Credit: Deyan Georgiev-Premium RF/Alamy

The skin is a highly dynamic immune environment that provides a barrier against infection and injury. Two recent studies improve our understanding of skin immune responses; Naik et al. show that dendritic cells (DCs) sense skin commensals and promote distinct CD8+ T cell responses, and Zhang et al. report that dermal adipocytes produce antimicrobial peptides that protect against skin infection.

Whether a new commensal species can become established in the pre-existing skin microbiota and alter immunity at this site has been unclear. Naik et al. found that Staphylococcus epidermidis can colonize the skin of specific pathogen-free mice at multiple sites. This colonization was associated with increased numbers of CD8+ T cells expressing interleukin-17A (IL-17A) and interferon-γ (IFNγ) in the skin, but the response was not associated with inflammation. The authors found that colonization of mouse skin with six out of eight different human- or mouse-specific commensals led to an increase in the numbers of skin IL-17A+ T cells and/or IFNγ-producing T cells. Hence, when the skin encounters certain new commensals, it can lead to a robust non-inflammatory accumulation of CD8+ T cells with a distinct cytokine profile.

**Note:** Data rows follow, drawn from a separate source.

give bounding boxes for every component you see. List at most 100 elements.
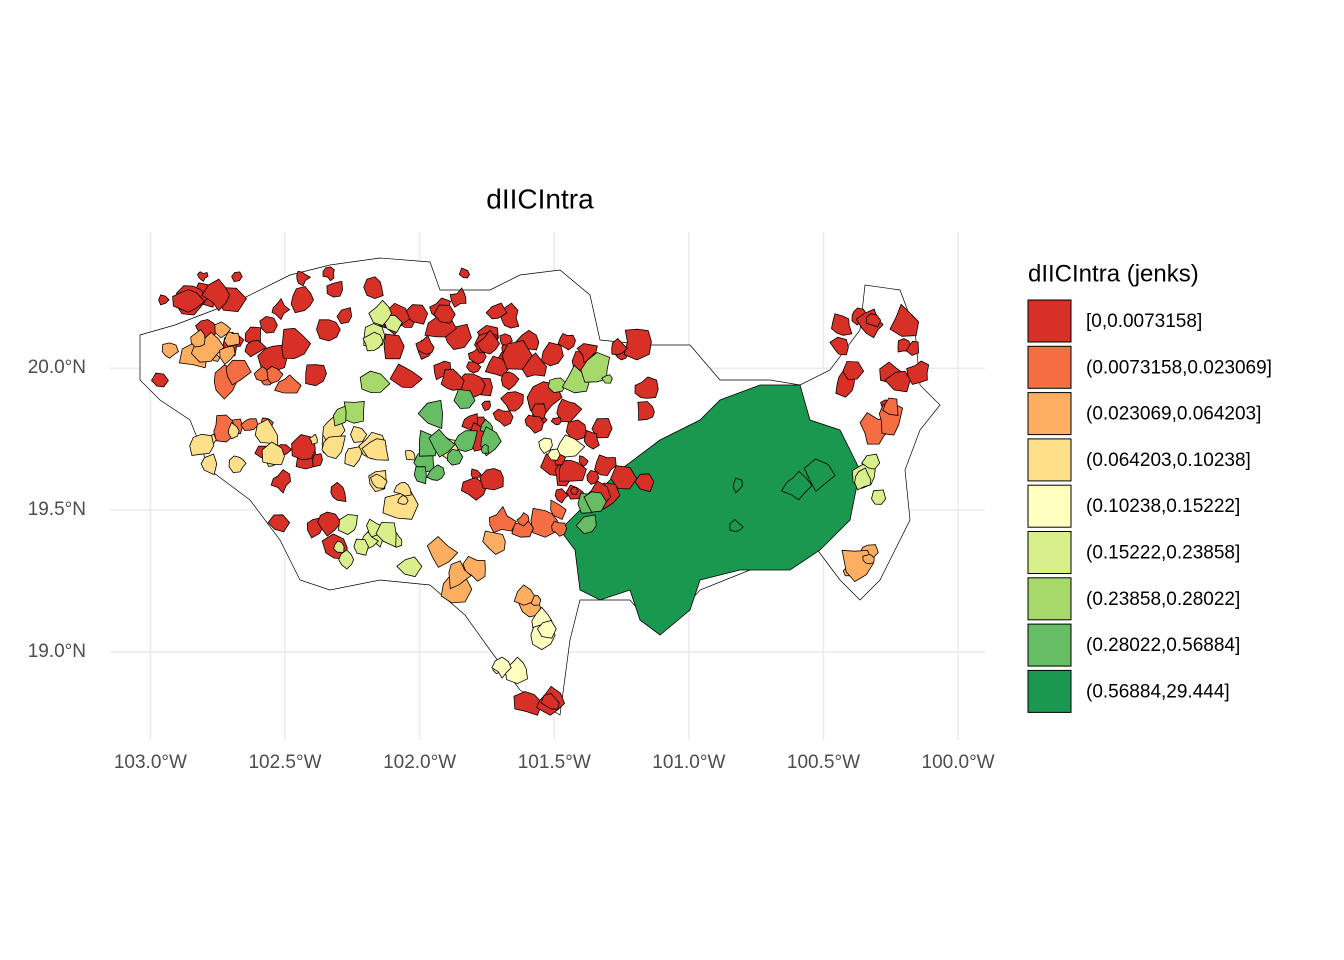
region <box>317 511 342 537</box>
region <box>540 342 564 367</box>
region <box>491 656 512 679</box>
region <box>462 555 486 582</box>
region <box>831 313 853 336</box>
region <box>842 361 865 380</box>
region <box>482 530 506 555</box>
region <box>500 391 524 412</box>
legend-label: (0.10238,0.15222] <box>1086 496 1240 517</box>
regions <box>151 266 930 716</box>
region <box>575 514 597 535</box>
region <box>316 319 341 342</box>
x-tick-label: 101.5°W <box>518 752 591 773</box>
region <box>501 340 533 370</box>
region <box>557 333 576 351</box>
region <box>882 397 899 416</box>
region <box>261 441 285 465</box>
map-title: dIICIntra <box>486 183 594 214</box>
region <box>257 344 288 373</box>
legend-label: (0.23858,0.28022] <box>1086 589 1240 610</box>
region <box>449 287 467 308</box>
region <box>458 267 470 279</box>
region <box>161 342 179 359</box>
region <box>350 425 368 443</box>
region <box>244 339 267 358</box>
region <box>479 468 504 491</box>
region <box>559 384 861 636</box>
region <box>158 294 170 306</box>
y-tick-label: 19.5°N <box>28 499 86 520</box>
region <box>274 374 302 394</box>
region <box>440 368 465 391</box>
region <box>219 345 236 365</box>
region <box>513 691 543 716</box>
region <box>426 464 445 481</box>
x-tick-label: 102.0°W <box>383 752 456 773</box>
legend-swatch <box>1027 669 1072 713</box>
region <box>803 458 836 493</box>
x-tick-label: 100.5°W <box>787 752 860 773</box>
legend-swatch <box>1027 299 1072 343</box>
region <box>433 304 456 324</box>
region <box>729 518 744 532</box>
region <box>271 297 291 321</box>
region <box>481 443 489 454</box>
x-tick-label: 103.0°W <box>114 752 187 773</box>
region <box>296 270 312 287</box>
legend: dIICIntra (jenks) [0,0.0073158] (0.007315… <box>1027 260 1272 713</box>
region <box>290 285 314 314</box>
region <box>516 512 530 527</box>
legend-swatch <box>1027 392 1072 436</box>
region <box>396 556 423 578</box>
x-tick-label: 100.0°W <box>922 752 995 773</box>
region <box>190 329 206 348</box>
region <box>343 401 365 424</box>
legend-label: (0.064203,0.10238] <box>1086 450 1251 471</box>
region <box>634 473 655 493</box>
region <box>405 450 416 461</box>
region <box>428 428 456 458</box>
legend-label: (0.15222,0.23858] <box>1086 543 1240 564</box>
region <box>228 455 247 474</box>
region <box>559 460 587 482</box>
region <box>551 520 568 537</box>
legend-swatch <box>1027 577 1072 621</box>
x-tick-label: 102.5°W <box>248 752 321 773</box>
region <box>492 408 514 427</box>
region <box>368 299 392 327</box>
region <box>308 433 318 445</box>
region <box>321 435 346 459</box>
region <box>189 433 215 456</box>
region <box>446 448 464 466</box>
region <box>197 271 209 282</box>
region <box>583 429 600 450</box>
region <box>330 481 347 502</box>
region <box>780 470 813 501</box>
legend-label: (0.023069,0.064203] <box>1086 404 1261 425</box>
region <box>583 491 607 513</box>
region <box>884 370 911 393</box>
region <box>538 437 553 455</box>
region <box>338 549 355 570</box>
region <box>586 470 600 485</box>
region <box>530 403 547 420</box>
region <box>259 315 278 334</box>
region <box>556 398 583 423</box>
region <box>200 453 218 476</box>
region <box>578 455 589 468</box>
legend-swatch <box>1027 623 1072 667</box>
region <box>190 331 225 363</box>
region <box>151 372 169 388</box>
region <box>481 400 492 411</box>
region <box>547 448 561 461</box>
region <box>389 363 423 388</box>
region <box>326 280 344 298</box>
region <box>397 494 409 505</box>
region <box>383 333 405 360</box>
region <box>906 360 930 385</box>
region <box>253 366 269 382</box>
region <box>601 374 613 384</box>
region <box>594 454 617 476</box>
region <box>732 477 743 494</box>
region <box>172 289 206 313</box>
region <box>865 313 882 328</box>
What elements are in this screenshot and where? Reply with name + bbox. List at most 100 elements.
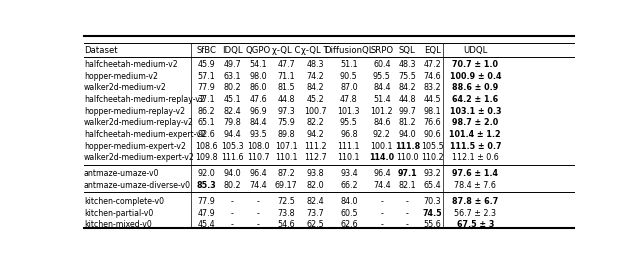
Text: hopper-medium-v2: hopper-medium-v2 <box>84 72 158 81</box>
Text: 54.6: 54.6 <box>278 220 295 229</box>
Text: 92.0: 92.0 <box>198 169 215 178</box>
Text: 109.8: 109.8 <box>195 153 218 162</box>
Text: 98.1: 98.1 <box>423 106 441 116</box>
Text: 48.3: 48.3 <box>307 60 324 69</box>
Text: 47.2: 47.2 <box>423 60 441 69</box>
Text: 74.6: 74.6 <box>423 72 441 81</box>
Text: 48.3: 48.3 <box>399 60 416 69</box>
Text: hopper-medium-replay-v2: hopper-medium-replay-v2 <box>84 106 185 116</box>
Text: 94.2: 94.2 <box>306 130 324 139</box>
Text: 110.0: 110.0 <box>396 153 419 162</box>
Text: 98.7 ± 2.0: 98.7 ± 2.0 <box>452 118 499 127</box>
Text: 62.6: 62.6 <box>340 220 358 229</box>
Text: 74.2: 74.2 <box>306 72 324 81</box>
Text: 76.6: 76.6 <box>423 118 441 127</box>
Text: 99.7: 99.7 <box>399 106 416 116</box>
Text: 86.2: 86.2 <box>198 106 215 116</box>
Text: 80.2: 80.2 <box>223 83 241 92</box>
Text: 56.7 ± 2.3: 56.7 ± 2.3 <box>454 209 496 218</box>
Text: 108.0: 108.0 <box>247 141 269 151</box>
Text: 93.4: 93.4 <box>340 169 358 178</box>
Text: -: - <box>406 220 409 229</box>
Text: 45.2: 45.2 <box>306 95 324 104</box>
Text: 63.1: 63.1 <box>223 72 241 81</box>
Text: 96.8: 96.8 <box>340 130 358 139</box>
Text: 86.0: 86.0 <box>250 83 267 92</box>
Text: antmaze-umaze-diverse-v0: antmaze-umaze-diverse-v0 <box>84 181 191 190</box>
Text: 92.2: 92.2 <box>373 130 391 139</box>
Text: 103.1 ± 0.3: 103.1 ± 0.3 <box>449 106 501 116</box>
Text: χ-QL T: χ-QL T <box>301 46 329 55</box>
Text: 82.4: 82.4 <box>223 106 241 116</box>
Text: 69.17: 69.17 <box>275 181 298 190</box>
Text: 79.8: 79.8 <box>223 118 241 127</box>
Text: 92.6: 92.6 <box>198 130 215 139</box>
Text: 87.8 ± 6.7: 87.8 ± 6.7 <box>452 197 499 206</box>
Text: 111.6: 111.6 <box>221 153 244 162</box>
Text: 98.0: 98.0 <box>250 72 267 81</box>
Text: 96.4: 96.4 <box>373 169 390 178</box>
Text: 94.0: 94.0 <box>223 169 241 178</box>
Text: IDQL: IDQL <box>222 46 243 55</box>
Text: 89.8: 89.8 <box>278 130 295 139</box>
Text: 94.0: 94.0 <box>399 130 416 139</box>
Text: 97.3: 97.3 <box>278 106 295 116</box>
Text: -: - <box>231 197 234 206</box>
Text: kitchen-mixed-v0: kitchen-mixed-v0 <box>84 220 152 229</box>
Text: 110.1: 110.1 <box>275 153 298 162</box>
Text: 90.6: 90.6 <box>423 130 441 139</box>
Text: 100.1: 100.1 <box>371 141 393 151</box>
Text: 100.7: 100.7 <box>304 106 326 116</box>
Text: 49.7: 49.7 <box>223 60 241 69</box>
Text: 100.9 ± 0.4: 100.9 ± 0.4 <box>449 72 501 81</box>
Text: 64.2 ± 1.6: 64.2 ± 1.6 <box>452 95 499 104</box>
Text: 60.5: 60.5 <box>340 209 358 218</box>
Text: 87.0: 87.0 <box>340 83 358 92</box>
Text: 77.9: 77.9 <box>198 197 216 206</box>
Text: 110.1: 110.1 <box>337 153 360 162</box>
Text: 60.4: 60.4 <box>373 60 390 69</box>
Text: 75.5: 75.5 <box>399 72 416 81</box>
Text: Dataset: Dataset <box>84 46 118 55</box>
Text: walker2d-medium-replay-v2: walker2d-medium-replay-v2 <box>84 118 194 127</box>
Text: 82.2: 82.2 <box>306 118 324 127</box>
Text: 101.4 ± 1.2: 101.4 ± 1.2 <box>449 130 501 139</box>
Text: 54.1: 54.1 <box>250 60 267 69</box>
Text: -: - <box>380 220 383 229</box>
Text: 65.1: 65.1 <box>198 118 215 127</box>
Text: hopper-medium-expert-v2: hopper-medium-expert-v2 <box>84 141 186 151</box>
Text: 108.6: 108.6 <box>195 141 218 151</box>
Text: 74.4: 74.4 <box>373 181 390 190</box>
Text: 84.2: 84.2 <box>399 83 416 92</box>
Text: 96.9: 96.9 <box>250 106 267 116</box>
Text: 81.5: 81.5 <box>278 83 295 92</box>
Text: 94.4: 94.4 <box>223 130 241 139</box>
Text: 66.2: 66.2 <box>340 181 358 190</box>
Text: 67.5 ± 3: 67.5 ± 3 <box>456 220 494 229</box>
Text: 37.1: 37.1 <box>198 95 215 104</box>
Text: antmaze-umaze-v0: antmaze-umaze-v0 <box>84 169 159 178</box>
Text: 62.5: 62.5 <box>306 220 324 229</box>
Text: 70.7 ± 1.0: 70.7 ± 1.0 <box>452 60 499 69</box>
Text: 111.2: 111.2 <box>304 141 326 151</box>
Text: 101.2: 101.2 <box>371 106 393 116</box>
Text: 78.4 ± 7.6: 78.4 ± 7.6 <box>454 181 496 190</box>
Text: -: - <box>406 209 409 218</box>
Text: 57.1: 57.1 <box>198 72 215 81</box>
Text: 47.9: 47.9 <box>198 209 215 218</box>
Text: -: - <box>257 209 260 218</box>
Text: 84.0: 84.0 <box>340 197 358 206</box>
Text: 111.8: 111.8 <box>395 141 420 151</box>
Text: 51.4: 51.4 <box>373 95 390 104</box>
Text: 83.2: 83.2 <box>423 83 441 92</box>
Text: 82.0: 82.0 <box>307 181 324 190</box>
Text: -: - <box>380 209 383 218</box>
Text: SRPO: SRPO <box>371 46 394 55</box>
Text: walker2d-medium-expert-v2: walker2d-medium-expert-v2 <box>84 153 195 162</box>
Text: 112.7: 112.7 <box>304 153 326 162</box>
Text: 84.4: 84.4 <box>250 118 267 127</box>
Text: 85.3: 85.3 <box>196 181 216 190</box>
Text: 110.2: 110.2 <box>421 153 444 162</box>
Text: 65.4: 65.4 <box>423 181 441 190</box>
Text: 82.4: 82.4 <box>307 197 324 206</box>
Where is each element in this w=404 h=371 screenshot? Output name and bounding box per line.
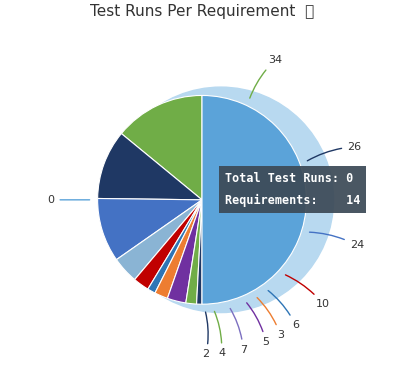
Text: 3: 3 bbox=[257, 298, 284, 340]
Title: Test Runs Per Requirement  ❓: Test Runs Per Requirement ❓ bbox=[90, 4, 314, 19]
Text: 2: 2 bbox=[202, 312, 210, 359]
Text: 4: 4 bbox=[215, 311, 225, 358]
Text: 10: 10 bbox=[286, 275, 330, 309]
Text: 0: 0 bbox=[48, 195, 90, 205]
Wedge shape bbox=[116, 200, 202, 280]
Wedge shape bbox=[202, 95, 306, 304]
Text: 7: 7 bbox=[230, 309, 247, 355]
Circle shape bbox=[108, 87, 334, 312]
Wedge shape bbox=[135, 200, 202, 289]
Wedge shape bbox=[167, 200, 202, 303]
Text: 6: 6 bbox=[268, 290, 299, 330]
Wedge shape bbox=[197, 200, 202, 304]
Wedge shape bbox=[98, 198, 202, 260]
Text: 24: 24 bbox=[309, 232, 364, 250]
Wedge shape bbox=[155, 200, 202, 298]
Text: 34: 34 bbox=[250, 55, 282, 98]
Wedge shape bbox=[98, 134, 202, 200]
Text: Total Test Runs: 0
Requirements:    14: Total Test Runs: 0 Requirements: 14 bbox=[225, 172, 360, 207]
Text: 26: 26 bbox=[307, 142, 361, 161]
Wedge shape bbox=[148, 200, 202, 293]
Wedge shape bbox=[186, 200, 202, 304]
Text: 5: 5 bbox=[247, 303, 269, 347]
Wedge shape bbox=[121, 95, 202, 200]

skin-resident DCs seem to cooperate in responding to changes in the commensal community

Next, Naik et al. investigated whether DCs have a role in sensing changes in the skin microbiota. Indeed, the CD8+ T cell response to S. epidermidis was abolished in mice lacking CC-chemokine receptor 7, which regulates the migration of DCs. Although the frequency of skin DC subsets was unaltered upon commensal colonization, the authors examined the relative contribution of CD103+ DCs (which depend on IFN-regulatory factor 8 (IRF8) and basic leucine zipper transcription factor ATF-like 3 (BATF3) to develop) and CD11b+ DCs (which require colony-stimulating factor 1 (CSF1)) to the CD8+ T cell response. Mice lacking IRF8 and BATF3 failed to mount CD8+ T cell responses following colonization with S. epidermidis,and treating mice with an antibody specific for the CSF1 receptor led to decreased numbers of CD11b+ DCs and skin IL-17A+ CD8+ T cells. Similarly to what has previously been seen in the gut, colonization of the skin with commensals seems to induce the development of CD4+ T helper 17 cells, whereas the induction of CD8+ T cells seems to be unique to the skin. Finally, exposure of skin CD8+ T cells to S. epidermidis-loaded DCs lacking β2-microglobulin-dependent MHC class I presentation did not induce increased production of IL-17A. Thus, skin-resident DC subsets seem to cooperate in responding to changes in the commensal community to induce CD8+ T cell responses that promote the production of antimicrobial peptides by keratinocytes and thereby protect against subsequent infections.

The study by Zhang et al. showed that the number and size of local subcutaneous adipocytes increased in response to Staphylococcus aureus skin infection, and that mice with impaired adipogenesis had increased susceptibility to S. aureus skin infection. When comparing the expression of antimicrobial peptides during adipogenesis, the authors found that the production of cathelicidin antimicrobial peptide (CAMP) by either mouse or human cells greatly increased when preadipocytes were stimulated to become differentiated adipocytes. Furthermore, cathelicidin protein and mRNA were strongly induced in adipocytes at the site of infection, and their expression was decreased when adipogenesis was inhibited. Finally, adipocytes from Camp-deficient mice did not exhibit antimicrobial properties. Thus, the local expansion of adipocyte populations is an important skin immune response to infection.

Together, these studies increase our understanding of skin immunity by showing that a previously unrecognized interaction between skin DCs and commensals drives CD8+IL-17A+T cell development in the skin and by identifying a novel role for adipocytes in promoting the production of antimicrobial peptides.